[Navigation] Discussion in going home motion

[fanshi14]

@chibi314 @tongtybj

https://drive.google.com/open?id=0B-G59LPGm9CKbmEySFo5R0ZPWlE

Here is a demo for simple object avoidance and going home. I found that when going home, if uav is not facing the obstalces, it will be possible to crash the obstacle without perception for feedback.

So I suggest we have more discussions on going home action.

[tongtybj]

Very good and simple planning!

@chibi314 If we change the control to global whiling returning to home. It will be easier for @KahnShi to solve the above issue. However, I also realize the problem to using the global odometry for control.

To conclude, the options we have are:

1. use local control mode for return(current method), but blind mode for obstacle avoidance according to the tree location we record before returning.
2. use global control mode for return and same obstacle avoidance as approach phase, but the potential problem of the drift from integrated odometery.

[chibi314]

Ok. I understood the problem. I think global control is the better one. The problem of the odometry drift matters only during returning home phase. Returning home phase doesn't take so much time, so it is not a big problem.
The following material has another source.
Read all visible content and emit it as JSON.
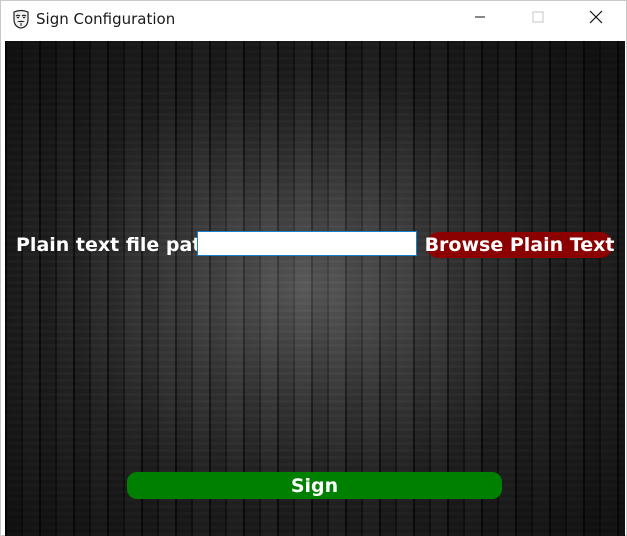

First, the circle motion is finished, the UAV goes to the place where it started the circle motion by local control(referring to the target tree with vision). Next, using global control(its odometry), the UAV turns around 180 degrees. Finally, using global control, it returns home. Ideally, the global position of the home is (0, 0), but may be drifted. So, the global position of home should be re-calculated. Given that the global tree position is (x1, y1) in the takeoff phase and (x2, y2) in the return home phase, the home position can be re-calculated as (x2-x1, y2-y1) (ideally, (0,0)).

[chibi314]

sent PR #46 implemented this algorithm.

First, the circle motion is finished, the UAV goes to the place where it started the circle motion by local control(referring to the target tree with vision). Next, using global control(its odometry), the UAV turns around 180 degrees. Finally, using global control, it returns home. Ideally, the global position of the home is (0, 0), but may be drifted. So, the global position of home should be re-calculated. Given that the global tree position is (x1, y1) in the takeoff phase and (x2, y2) in the return home phase, the home position can be re-calculated as (x2-x1, y2-y1) (ideally, (0,0)).

[tongtybj]

46 #47 solved this